The teaching of U.S. Pat. No. 4,495,092, the entire contents of which are incorporated herein by reference, describes the use of C.sub.8-40 alcohols which are substituted by 1 to 5 hydroxyl groups and/or onto which up to 15 mol ethylene oxide and/or propylene oxide are added per tool alcohol as viscosity regulators for high-viscosity industrial surfactant concentrates of the synthetic anionic surfactant type. Corresponding water-containing pastes of alkyl sulfates, alkylaryl sulfates and .alpha.-sulfofatty acid esters having a surfactant content of at least 30% by weight are mentioned in particular.

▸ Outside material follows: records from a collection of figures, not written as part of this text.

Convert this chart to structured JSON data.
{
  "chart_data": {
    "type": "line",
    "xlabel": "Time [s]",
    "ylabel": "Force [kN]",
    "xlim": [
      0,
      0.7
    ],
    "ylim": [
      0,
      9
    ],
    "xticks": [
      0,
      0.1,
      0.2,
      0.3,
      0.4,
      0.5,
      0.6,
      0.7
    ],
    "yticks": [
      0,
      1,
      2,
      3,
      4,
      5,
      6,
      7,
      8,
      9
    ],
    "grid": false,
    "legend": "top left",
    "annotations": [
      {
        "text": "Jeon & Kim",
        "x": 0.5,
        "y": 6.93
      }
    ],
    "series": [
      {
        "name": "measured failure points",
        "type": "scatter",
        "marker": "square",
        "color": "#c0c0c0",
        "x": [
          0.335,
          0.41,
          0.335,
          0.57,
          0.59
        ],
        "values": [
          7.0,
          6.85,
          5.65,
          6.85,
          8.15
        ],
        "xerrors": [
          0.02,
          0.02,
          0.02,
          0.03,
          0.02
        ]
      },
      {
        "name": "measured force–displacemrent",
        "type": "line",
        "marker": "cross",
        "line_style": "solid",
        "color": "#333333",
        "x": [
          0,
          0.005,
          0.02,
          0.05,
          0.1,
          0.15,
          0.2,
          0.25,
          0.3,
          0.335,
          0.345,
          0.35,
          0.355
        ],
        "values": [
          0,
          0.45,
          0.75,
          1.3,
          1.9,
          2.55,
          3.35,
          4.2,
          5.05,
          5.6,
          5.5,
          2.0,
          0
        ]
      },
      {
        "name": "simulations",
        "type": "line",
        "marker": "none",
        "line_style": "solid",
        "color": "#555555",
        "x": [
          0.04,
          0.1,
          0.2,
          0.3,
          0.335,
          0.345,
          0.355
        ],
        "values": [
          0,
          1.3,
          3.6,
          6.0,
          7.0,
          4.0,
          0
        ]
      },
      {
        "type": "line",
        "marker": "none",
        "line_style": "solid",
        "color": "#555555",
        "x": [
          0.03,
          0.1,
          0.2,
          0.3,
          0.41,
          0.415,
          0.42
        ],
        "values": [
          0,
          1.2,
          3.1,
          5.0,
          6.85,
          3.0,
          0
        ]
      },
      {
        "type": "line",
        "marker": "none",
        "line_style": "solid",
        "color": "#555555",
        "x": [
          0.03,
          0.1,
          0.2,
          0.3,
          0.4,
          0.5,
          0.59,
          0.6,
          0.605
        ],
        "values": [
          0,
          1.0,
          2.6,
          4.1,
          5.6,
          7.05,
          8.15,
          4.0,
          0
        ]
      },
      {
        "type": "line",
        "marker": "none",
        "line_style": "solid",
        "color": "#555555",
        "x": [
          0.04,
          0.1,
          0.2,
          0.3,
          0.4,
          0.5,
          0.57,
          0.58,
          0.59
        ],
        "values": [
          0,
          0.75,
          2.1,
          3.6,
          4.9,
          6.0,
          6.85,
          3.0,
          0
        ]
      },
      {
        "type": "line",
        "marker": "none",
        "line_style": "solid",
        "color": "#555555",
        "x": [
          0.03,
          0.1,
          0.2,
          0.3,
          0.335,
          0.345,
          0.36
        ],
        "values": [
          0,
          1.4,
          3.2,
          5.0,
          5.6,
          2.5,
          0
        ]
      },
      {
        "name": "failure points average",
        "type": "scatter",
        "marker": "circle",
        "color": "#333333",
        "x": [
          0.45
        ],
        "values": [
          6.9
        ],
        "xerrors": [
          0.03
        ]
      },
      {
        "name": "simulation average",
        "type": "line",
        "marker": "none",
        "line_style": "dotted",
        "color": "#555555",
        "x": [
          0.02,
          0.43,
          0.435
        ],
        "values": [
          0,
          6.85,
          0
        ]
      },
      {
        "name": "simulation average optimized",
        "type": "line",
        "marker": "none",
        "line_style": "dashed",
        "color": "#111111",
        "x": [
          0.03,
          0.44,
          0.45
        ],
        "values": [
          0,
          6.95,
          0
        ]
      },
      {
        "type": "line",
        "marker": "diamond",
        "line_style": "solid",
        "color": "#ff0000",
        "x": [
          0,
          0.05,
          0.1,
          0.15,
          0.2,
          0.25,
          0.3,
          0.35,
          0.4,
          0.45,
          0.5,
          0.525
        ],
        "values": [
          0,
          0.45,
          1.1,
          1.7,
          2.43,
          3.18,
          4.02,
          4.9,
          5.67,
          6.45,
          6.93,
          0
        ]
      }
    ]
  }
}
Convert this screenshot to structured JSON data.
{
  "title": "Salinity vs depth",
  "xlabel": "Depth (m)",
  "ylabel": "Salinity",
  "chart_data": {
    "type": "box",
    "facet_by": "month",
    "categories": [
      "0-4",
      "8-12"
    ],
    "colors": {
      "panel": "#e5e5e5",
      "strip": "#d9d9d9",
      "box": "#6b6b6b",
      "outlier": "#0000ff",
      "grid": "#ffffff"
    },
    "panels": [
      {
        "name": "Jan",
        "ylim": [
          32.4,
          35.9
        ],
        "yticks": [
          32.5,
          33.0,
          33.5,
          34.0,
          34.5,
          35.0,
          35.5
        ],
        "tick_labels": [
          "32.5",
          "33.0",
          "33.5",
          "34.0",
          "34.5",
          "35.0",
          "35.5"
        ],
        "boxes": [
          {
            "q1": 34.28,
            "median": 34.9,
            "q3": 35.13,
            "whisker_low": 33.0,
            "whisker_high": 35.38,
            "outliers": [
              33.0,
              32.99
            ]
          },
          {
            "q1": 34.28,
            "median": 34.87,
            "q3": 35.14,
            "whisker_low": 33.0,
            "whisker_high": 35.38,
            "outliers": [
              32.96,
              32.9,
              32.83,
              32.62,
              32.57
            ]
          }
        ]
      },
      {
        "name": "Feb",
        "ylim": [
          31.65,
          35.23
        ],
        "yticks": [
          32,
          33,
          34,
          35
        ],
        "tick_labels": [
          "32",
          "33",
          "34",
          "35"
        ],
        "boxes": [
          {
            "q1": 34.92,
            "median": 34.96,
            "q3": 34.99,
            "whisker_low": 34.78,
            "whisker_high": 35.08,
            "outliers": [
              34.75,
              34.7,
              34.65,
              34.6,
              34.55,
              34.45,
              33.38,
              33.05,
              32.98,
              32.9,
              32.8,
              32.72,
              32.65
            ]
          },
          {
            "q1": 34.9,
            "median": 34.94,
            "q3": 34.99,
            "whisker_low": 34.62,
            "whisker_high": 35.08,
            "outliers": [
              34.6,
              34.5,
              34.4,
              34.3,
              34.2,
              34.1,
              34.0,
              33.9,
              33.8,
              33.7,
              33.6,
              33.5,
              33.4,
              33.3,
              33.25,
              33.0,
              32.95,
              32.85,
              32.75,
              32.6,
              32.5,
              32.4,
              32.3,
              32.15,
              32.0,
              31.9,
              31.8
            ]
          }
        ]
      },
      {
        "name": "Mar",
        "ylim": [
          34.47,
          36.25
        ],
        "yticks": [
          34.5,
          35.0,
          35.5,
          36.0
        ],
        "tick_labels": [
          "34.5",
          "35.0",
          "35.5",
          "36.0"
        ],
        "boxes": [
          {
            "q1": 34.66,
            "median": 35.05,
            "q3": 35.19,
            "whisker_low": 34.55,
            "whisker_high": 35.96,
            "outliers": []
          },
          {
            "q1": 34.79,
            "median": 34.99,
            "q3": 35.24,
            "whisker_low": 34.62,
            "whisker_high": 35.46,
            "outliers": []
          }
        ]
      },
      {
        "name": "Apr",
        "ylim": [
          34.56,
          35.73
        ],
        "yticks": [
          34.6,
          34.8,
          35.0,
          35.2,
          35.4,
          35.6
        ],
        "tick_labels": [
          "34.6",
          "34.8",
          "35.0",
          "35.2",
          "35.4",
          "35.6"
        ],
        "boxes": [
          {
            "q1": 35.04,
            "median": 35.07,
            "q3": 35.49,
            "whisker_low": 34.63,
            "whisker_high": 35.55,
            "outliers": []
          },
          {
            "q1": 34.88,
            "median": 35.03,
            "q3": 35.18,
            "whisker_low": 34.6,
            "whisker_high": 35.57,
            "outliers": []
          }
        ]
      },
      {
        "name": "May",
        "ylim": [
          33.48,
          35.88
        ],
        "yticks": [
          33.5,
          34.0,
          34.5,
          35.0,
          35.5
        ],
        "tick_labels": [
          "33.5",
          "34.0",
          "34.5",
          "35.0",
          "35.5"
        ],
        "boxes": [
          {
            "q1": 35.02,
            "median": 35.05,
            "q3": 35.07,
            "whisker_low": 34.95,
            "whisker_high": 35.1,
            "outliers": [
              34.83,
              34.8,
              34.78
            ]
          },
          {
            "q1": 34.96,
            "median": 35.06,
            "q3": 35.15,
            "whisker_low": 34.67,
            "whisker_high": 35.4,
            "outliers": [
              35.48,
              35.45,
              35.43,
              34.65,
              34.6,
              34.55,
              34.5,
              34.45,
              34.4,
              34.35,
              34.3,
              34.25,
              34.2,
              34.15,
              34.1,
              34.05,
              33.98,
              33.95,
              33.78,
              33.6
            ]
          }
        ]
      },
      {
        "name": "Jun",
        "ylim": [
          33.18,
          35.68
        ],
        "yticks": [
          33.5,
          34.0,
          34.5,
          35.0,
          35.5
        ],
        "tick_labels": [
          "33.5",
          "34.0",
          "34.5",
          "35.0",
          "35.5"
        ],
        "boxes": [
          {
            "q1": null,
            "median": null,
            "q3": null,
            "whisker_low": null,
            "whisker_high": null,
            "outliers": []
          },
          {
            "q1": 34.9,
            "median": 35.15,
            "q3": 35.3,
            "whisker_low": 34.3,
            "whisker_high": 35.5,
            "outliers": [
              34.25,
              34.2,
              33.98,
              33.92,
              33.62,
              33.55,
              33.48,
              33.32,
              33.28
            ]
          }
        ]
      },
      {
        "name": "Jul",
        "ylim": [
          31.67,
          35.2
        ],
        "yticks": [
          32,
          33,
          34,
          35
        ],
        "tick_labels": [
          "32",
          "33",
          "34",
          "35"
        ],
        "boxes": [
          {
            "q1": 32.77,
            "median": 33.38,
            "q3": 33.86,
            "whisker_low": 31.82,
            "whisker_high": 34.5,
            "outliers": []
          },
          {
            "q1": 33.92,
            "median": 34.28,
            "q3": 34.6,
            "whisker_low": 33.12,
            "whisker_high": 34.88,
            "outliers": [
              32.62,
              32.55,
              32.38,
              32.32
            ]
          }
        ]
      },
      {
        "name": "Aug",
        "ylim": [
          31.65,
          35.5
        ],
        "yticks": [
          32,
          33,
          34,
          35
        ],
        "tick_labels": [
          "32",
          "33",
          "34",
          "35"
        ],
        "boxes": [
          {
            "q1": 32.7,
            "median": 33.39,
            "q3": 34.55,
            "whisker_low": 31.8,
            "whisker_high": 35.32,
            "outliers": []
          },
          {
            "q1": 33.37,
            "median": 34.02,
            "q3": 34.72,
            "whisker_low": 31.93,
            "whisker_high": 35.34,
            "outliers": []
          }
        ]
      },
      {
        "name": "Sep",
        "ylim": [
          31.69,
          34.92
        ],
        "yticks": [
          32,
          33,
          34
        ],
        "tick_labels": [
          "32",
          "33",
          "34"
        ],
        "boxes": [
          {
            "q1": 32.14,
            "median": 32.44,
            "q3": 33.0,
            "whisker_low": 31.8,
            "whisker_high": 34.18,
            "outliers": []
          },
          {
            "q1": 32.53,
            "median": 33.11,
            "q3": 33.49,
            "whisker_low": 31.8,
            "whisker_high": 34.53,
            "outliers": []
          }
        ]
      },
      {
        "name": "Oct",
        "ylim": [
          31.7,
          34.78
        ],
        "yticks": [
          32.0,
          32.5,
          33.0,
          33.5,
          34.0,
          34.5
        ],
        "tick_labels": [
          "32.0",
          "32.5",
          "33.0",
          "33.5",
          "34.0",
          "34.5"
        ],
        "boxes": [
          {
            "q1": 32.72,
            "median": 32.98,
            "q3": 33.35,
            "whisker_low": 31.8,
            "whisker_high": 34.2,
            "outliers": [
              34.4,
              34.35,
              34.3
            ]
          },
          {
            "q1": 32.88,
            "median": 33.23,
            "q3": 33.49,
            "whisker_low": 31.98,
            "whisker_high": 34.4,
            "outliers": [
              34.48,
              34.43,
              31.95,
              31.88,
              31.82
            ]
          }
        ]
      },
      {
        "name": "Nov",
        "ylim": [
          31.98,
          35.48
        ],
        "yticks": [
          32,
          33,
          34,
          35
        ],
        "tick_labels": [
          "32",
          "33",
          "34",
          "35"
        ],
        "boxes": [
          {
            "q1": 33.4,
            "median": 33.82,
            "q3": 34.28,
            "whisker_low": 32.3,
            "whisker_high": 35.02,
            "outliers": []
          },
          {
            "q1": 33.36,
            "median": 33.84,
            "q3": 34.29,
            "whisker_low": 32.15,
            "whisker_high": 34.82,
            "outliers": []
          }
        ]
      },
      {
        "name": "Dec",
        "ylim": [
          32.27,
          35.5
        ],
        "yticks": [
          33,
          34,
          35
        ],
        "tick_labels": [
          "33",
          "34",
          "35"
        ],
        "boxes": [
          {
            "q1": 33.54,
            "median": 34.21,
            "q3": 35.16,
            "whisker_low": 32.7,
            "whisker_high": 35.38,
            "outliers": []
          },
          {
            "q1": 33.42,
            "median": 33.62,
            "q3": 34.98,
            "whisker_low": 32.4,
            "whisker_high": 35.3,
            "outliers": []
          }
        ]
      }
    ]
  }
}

According to this teaching, the addition of the above-mentioned viscosity regulators in quantities of 1 to 15% by weight, based on the quantity of surfactant, leads to viscosities of the particular surfactant concentrate of at most 10,000 mPa.s at 70.degree. C. (Hoppler falling ball viscosimeter). Mixtures of saturated and unsaturated fatty alcohols containing up to 8 tool EO and/or PO units are particularly preferred viscosity regulators. The viscosity behavior of water-containing pastes of mixed surfactants and, in particular, the dramatic increase in viscosity when water-containing ABS and TAS pastes are mixed is not discussed in this publication.
The problem addressed by the present invention was to provide an alternative method of processing water-containing, more particularly paste-form, surfactant preparations into dry, more particularly free-flowing and concentrated surfactant granules. The invention is based on the disclosure of U.S. Pat. No. 4,495,042, but extends the principles described therein beyond existing knowledge.